Walter Dendy Sadler was born in Dorking, a market town in Surrey in southern England, and brought up in Horsham, West Sussex, England. At age 16 he decided to become a painter and enrolled for two years at Heatherly's School of Art in London, subsequently studying in Germany under Burfield and Wilhelm Simmler. In 1897 Sadler moved to Hemingford Grey, Huntingdonshire, where he died 13 November 1923, aged 69.
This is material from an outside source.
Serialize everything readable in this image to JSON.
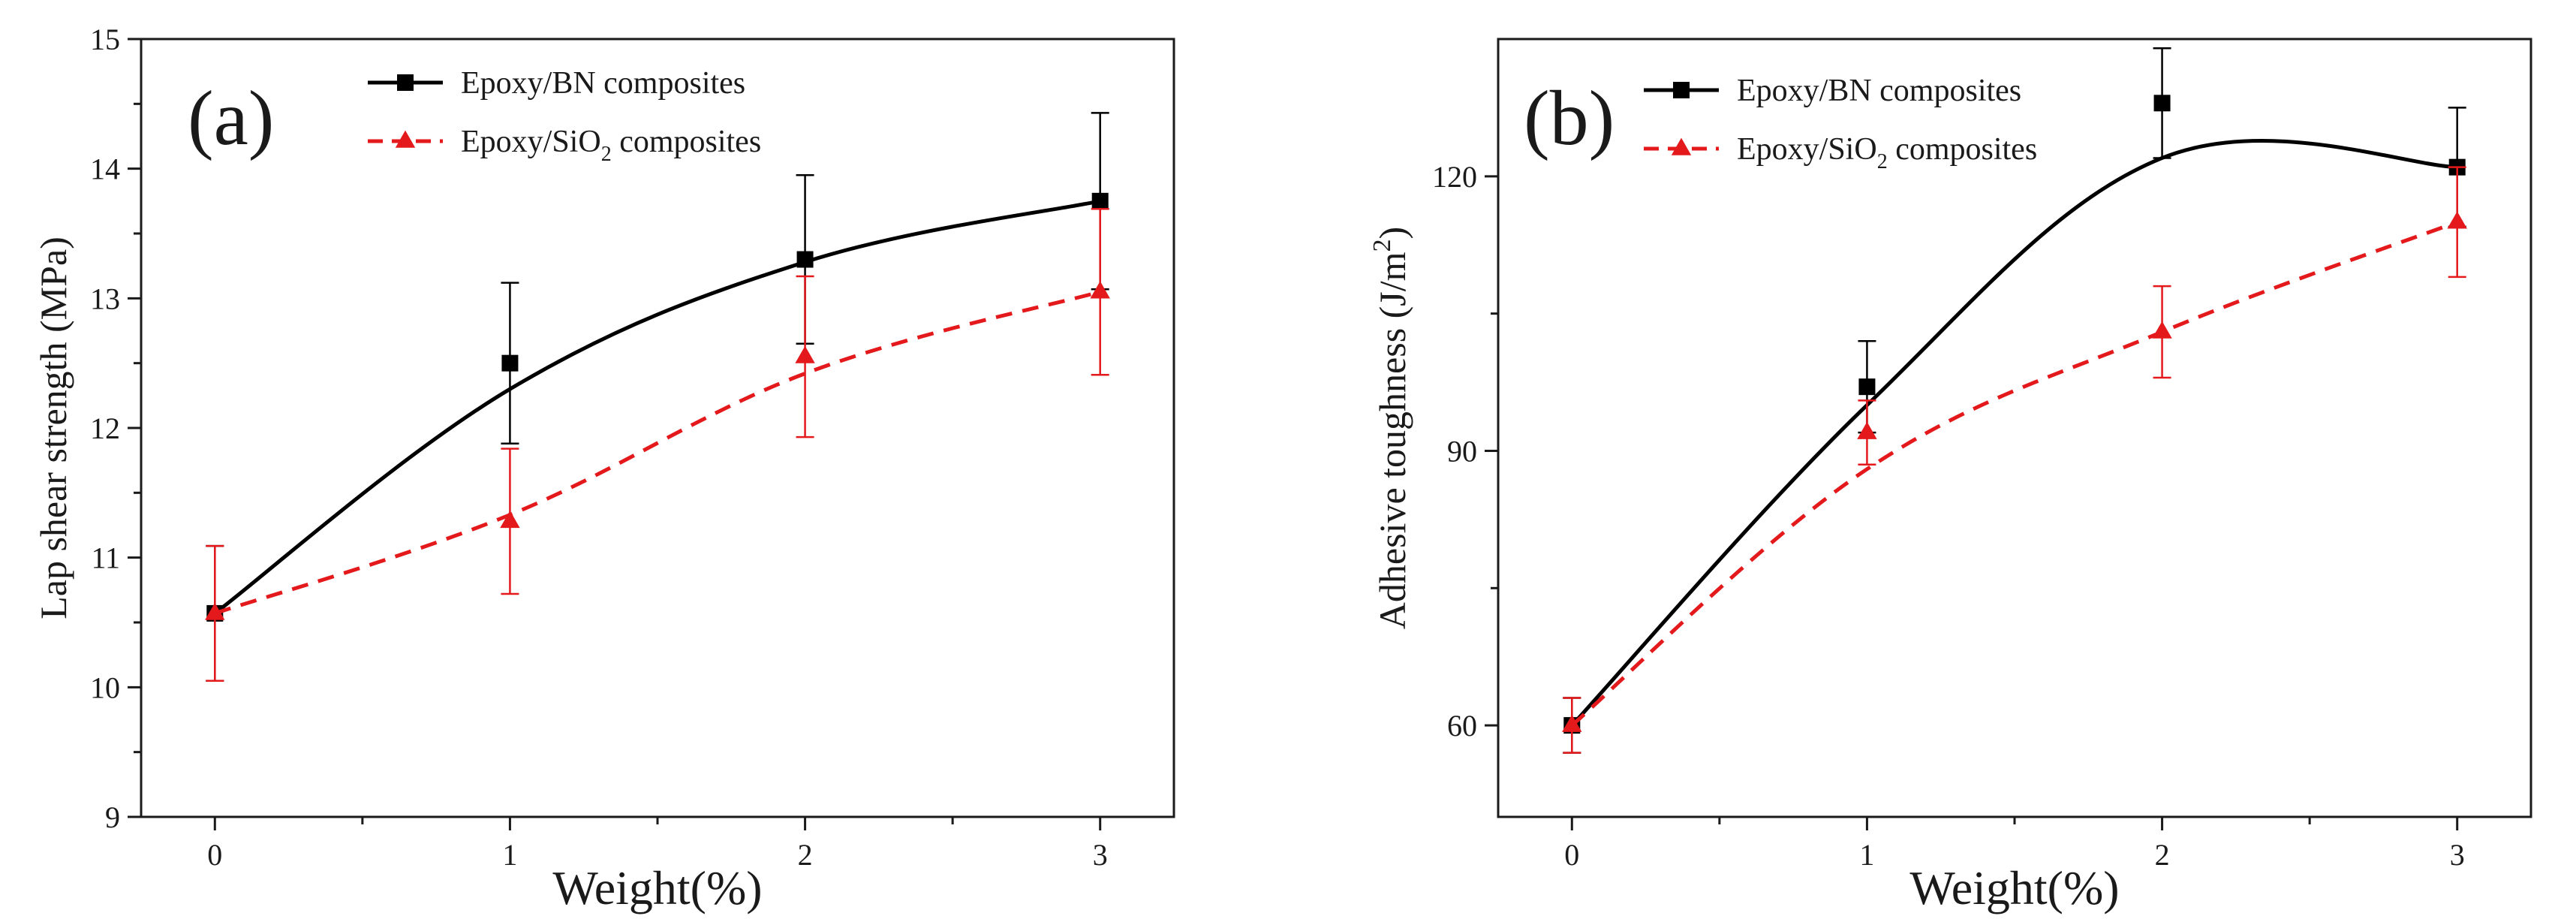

He exhibited at the Dudley Gallery from 1872 and at the Royal Academy from the following year through to the 1890s. He was a member of the RBA, he also exhibited at the RA (Royal Academy). He painted contemporary people in domestic and daily life pursuits, showing them with comical expressions illustrating their greed, stupidity etc. His subjects were usually set in the late eighteenth or early nineteenth centuries with sentimental, romantic and humorous themes. Before painting a scene he would create elaborate settings in which local villagers would often pose as models. Indeed, as he often used the same props and models, these can sometimes be seen repeated in successive paintings in different guises. The home, the inn, the lawyers office, the garden and the golf course all provide subjects for his wit and clever social observation.

A number of his paintings are in museum collections.

On 21 October 2000 Sadler's painting, 'London to York - Time's Up Gentlemen' was sold by Sotheby's New York for $198,250.